BIG DATA, BIG ANALYTICS: February 2012

Sunday, February 12, 2012

DATA, DATA EVERYWHERE

There's an interesting article in the Sunday New York Times today, purportedly on Big Data. The piece doesn't particularly provide a definition of Big Data - there's no mention of the Volume, Velocity, or Variety attributes that have become the "standard" measures of Big Data today. Rather, the article is more focused on discussing the practice of data science, and how analytics are an ever-increasing requirement for innovation and competition in today's market. What the article highlights is the increasing need for the competent practice of data science - running "Big Analytics" on the ever-growing volume of Big Data sets available. The referenced McKinsey study in the piece provides a great perspective on what they refer to as Deep Analytical Talent.

The implications of this shift (let's assume it is a shift) are numerous - but one is that the emerging practice and community of data science will require a new set of tools and capabilities. I read a great article recently (if someone can point me to the link, I can reference it appropriately) that compared the emerging data science practice to the emergence of computer scientists several decades ago. Before there were classes, tools, etc. for computer scientists we had electrical engineers, applied mathematicians, and other quantitative fields contributing to the emerging field of computer science. Today you can major in computer science, there are software packages built exclusively for computer scientists (IDEs, for example) - it's simply become part of our standard nomenclature. The same thing is happening with data science, and what we refer to at Greenplum as Big Analytics - a set of tools and capabilities are emerging (and still need to be developed) that enable the world's data scientists to their jobs better, faster, and with bigger and bigger data.

Thursday, February 9, 2012

THE BEGINNING OF SOMETHING BIG

Today was my last day at Yahoo!, where I have worked for the past 6.5 years. It's been a wild ride, and (so far) the best career choice I've ever made. When I started working at Yahoo! I had already been working in the area of analytics, first at Broadbase (now KANA) and then at Enkata. At both companies we worked with ever increasing database sizes - first Gigabytes at Broadbase, and then Terabytes at Enkata. I thought I knew what it meant to work with big data sets.
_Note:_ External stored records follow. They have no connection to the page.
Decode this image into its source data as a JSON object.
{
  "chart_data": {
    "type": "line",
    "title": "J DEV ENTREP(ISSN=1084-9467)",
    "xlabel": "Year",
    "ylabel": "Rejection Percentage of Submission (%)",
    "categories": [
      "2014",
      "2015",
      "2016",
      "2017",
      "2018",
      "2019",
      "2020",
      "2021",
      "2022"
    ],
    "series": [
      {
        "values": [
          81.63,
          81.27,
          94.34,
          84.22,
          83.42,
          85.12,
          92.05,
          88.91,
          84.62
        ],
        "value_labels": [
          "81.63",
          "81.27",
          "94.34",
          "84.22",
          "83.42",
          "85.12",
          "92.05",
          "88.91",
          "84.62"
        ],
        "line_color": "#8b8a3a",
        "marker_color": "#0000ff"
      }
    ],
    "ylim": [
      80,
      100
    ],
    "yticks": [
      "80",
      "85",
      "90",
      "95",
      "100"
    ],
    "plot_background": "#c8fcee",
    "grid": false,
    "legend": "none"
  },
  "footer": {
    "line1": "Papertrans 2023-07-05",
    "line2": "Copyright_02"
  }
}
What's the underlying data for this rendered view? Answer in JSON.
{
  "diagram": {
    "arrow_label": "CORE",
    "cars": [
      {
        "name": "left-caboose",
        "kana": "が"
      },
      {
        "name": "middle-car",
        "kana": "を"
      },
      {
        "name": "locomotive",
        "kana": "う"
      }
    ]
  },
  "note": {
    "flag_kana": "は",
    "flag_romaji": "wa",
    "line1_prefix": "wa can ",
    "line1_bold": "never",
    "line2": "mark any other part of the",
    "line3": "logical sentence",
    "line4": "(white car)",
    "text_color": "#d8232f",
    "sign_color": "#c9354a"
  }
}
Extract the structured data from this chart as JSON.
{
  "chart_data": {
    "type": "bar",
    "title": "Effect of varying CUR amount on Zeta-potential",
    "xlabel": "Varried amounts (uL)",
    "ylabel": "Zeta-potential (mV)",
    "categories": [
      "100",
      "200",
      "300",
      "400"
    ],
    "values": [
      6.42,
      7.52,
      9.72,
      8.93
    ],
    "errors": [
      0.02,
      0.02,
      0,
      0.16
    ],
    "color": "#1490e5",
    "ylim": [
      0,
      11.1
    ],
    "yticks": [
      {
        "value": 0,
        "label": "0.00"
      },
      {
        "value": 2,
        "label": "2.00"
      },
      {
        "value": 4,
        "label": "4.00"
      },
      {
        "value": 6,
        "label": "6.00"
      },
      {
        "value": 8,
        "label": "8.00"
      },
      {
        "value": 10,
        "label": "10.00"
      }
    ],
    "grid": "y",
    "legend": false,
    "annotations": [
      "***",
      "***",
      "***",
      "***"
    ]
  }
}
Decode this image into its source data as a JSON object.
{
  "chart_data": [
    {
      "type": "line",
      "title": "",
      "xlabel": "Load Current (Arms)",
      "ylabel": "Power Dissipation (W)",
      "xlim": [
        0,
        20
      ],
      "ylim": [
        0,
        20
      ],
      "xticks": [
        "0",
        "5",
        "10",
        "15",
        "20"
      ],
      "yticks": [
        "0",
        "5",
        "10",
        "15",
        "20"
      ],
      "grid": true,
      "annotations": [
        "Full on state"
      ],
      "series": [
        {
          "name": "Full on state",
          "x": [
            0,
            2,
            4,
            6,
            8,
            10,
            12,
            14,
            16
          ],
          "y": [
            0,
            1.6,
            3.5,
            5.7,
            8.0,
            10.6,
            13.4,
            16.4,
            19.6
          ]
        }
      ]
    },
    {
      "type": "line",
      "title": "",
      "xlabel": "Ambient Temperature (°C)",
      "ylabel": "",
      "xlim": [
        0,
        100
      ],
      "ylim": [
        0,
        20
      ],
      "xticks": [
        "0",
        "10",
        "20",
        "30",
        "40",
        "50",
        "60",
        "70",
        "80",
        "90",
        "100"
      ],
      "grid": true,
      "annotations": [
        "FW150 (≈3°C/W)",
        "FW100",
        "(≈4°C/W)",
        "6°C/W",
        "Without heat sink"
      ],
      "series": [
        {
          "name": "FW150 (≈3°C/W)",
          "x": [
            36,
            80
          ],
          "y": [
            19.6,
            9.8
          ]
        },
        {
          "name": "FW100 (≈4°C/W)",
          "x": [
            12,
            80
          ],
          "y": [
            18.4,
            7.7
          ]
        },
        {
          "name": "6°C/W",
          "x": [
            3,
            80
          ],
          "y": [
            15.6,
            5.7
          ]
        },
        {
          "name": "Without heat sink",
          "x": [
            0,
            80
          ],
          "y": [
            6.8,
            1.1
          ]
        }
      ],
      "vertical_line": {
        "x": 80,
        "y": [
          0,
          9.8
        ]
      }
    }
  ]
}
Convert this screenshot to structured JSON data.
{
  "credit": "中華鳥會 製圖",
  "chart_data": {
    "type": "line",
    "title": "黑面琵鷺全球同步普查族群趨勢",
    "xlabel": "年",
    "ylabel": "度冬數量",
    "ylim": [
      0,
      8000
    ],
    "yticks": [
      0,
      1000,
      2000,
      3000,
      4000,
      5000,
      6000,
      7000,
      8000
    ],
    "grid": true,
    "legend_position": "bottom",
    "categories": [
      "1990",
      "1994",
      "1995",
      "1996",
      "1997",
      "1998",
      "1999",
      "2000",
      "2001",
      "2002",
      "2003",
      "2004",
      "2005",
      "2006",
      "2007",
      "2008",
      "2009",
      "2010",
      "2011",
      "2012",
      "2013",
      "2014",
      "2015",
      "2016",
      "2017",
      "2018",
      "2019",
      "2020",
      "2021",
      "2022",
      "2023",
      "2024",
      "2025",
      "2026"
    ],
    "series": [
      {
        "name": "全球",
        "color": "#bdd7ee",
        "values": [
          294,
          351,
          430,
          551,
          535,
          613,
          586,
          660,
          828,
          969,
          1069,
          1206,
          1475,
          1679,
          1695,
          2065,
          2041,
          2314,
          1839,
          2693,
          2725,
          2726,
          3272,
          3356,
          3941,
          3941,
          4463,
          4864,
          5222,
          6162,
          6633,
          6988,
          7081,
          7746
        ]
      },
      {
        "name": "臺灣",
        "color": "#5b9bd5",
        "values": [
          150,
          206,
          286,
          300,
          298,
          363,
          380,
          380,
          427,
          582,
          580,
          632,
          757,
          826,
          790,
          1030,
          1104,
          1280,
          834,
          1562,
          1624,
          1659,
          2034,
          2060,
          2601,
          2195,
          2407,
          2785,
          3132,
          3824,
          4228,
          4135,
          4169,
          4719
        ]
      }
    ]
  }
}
But at Yahoo! I learned that what I'd been doing so far was child's play. The first application I worked on, an internal tool for measuring the reach and engagement of Yahoo! properties, processed over 4 billion events a day and stored that data in a database that was 5 times larger than anything I had worked with to date. During my time at Yahoo! I worked on data pipelines and analytical applications that routinely process tens of Terabytes a day of raw data, and data marts that easily break the 100 Terabyte mark. And for a while, I think that Yahoo! was one of the few companies in the world that needed to and had the capacity to work with such data sizes.

What I see today is that times have changed: what was once the rarefied air of the few is becoming the daily Big Data challenge of the many. It's no longer sufficient to expect that Big Data systems need to be run by a select few who know how to effectively deploy and manage Hadoop clusters or manually tune and maintain an MPP database. In the emerging world of Big Data the companies that survive and win will be those that can get past the hurdles of just "managing" Big Data, but can rapidly iterate and learn using Big Analytics.
So, next week I will embark on a new journey, taking what I've learned over the past 12 years and applying it to the industries first real Big Data and Big Analytics platform. I am sure it will be a fun ride, and a chance to do something, well... BIG.